Villagers voice concern over plans for community pavilion

Villagers have voiced their concerns over plans for an alcohol and music licence at a community pavilion.

Llanfair Waterdine Community Pavilion.
Llanfair Waterdine Community Pavilion.

Llanfair Waterdine Community Trust has applied to Shropshire Council for a premises licence for the new multi-purpose hall on the Joan Adams Community Field.

The trustees say it will allow the venue to host a range of activities to the benefit of the rural community, which lies on the Welsh border near Knighton.

An application form submitted to the council says events could include village fetes, children’s groups, committee meetings, indoor sports and social gatherings.

The trust has asked for a licence covering the sale of alcohol and refreshments as well as live and recorded music and other activities.

The hours applied for are 12pm to 11pm, extending to midnight on weekends and 1am on Christmas Eve, New Year’s Eve and for private events.

The application will be decided by the council’s licensing committee after nearby residents objected to the proposals.

A report to the committee by public protection officer Ross O’Neil says consultees including the police and the council’s trading standards, environmental health and planning departments supported the application.

The report says: “Trading standards were happy the applicant proposed a challenge 25 policy, however requested that their standard challenge 25 wording was used.
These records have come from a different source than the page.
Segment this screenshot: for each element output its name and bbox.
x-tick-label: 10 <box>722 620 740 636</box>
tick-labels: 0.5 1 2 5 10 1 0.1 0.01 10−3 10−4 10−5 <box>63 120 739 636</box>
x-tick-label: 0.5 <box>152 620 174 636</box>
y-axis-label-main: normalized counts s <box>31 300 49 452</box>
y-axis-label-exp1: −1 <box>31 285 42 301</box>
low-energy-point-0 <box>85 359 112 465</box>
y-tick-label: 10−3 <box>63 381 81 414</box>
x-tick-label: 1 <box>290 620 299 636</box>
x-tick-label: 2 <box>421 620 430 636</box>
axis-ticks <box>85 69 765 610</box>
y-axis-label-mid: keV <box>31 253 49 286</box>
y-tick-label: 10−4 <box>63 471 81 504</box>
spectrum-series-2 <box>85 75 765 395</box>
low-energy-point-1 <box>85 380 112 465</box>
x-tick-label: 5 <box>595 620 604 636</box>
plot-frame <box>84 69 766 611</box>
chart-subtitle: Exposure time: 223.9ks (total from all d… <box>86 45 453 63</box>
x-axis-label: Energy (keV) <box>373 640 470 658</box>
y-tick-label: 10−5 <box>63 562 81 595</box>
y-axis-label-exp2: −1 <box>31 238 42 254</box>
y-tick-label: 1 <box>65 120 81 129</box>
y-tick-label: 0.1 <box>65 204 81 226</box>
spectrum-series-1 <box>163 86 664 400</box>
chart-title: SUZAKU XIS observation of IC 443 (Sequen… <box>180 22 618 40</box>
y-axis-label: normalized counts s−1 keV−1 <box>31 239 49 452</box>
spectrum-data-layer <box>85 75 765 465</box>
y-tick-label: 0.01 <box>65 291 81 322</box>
“Environmental health requested 9.30pm for windows and doors to be closed from the initial 11pm suggested by the applicant and the police were also happy with the drugs policy and exit notice but requested their standard wording along with taxi firms’ details to be displayed in the venue.”

There were 11 objections raised by members of the public, citing noise and road safety concerns.

The report says: “The public nuisance concerns relate to the nuisance that might be caused to local residents by the wooden building amplifying noise if a licence was to be granted.

“There is mention that the community believed the building was to be a sports pavilion and not a licensed premises and the hours applied for are too broad and open ended with little restrictions to cause nuisance to residents, which the trust could not manage.

“The public safety concerns relate to the single carriage road which would have an increase of volume from visitors, which has no street lighting or footpaths and provides access to and from the premises.”

The application will be decided by the licensing committee at a meeting on Tuesday, January 19.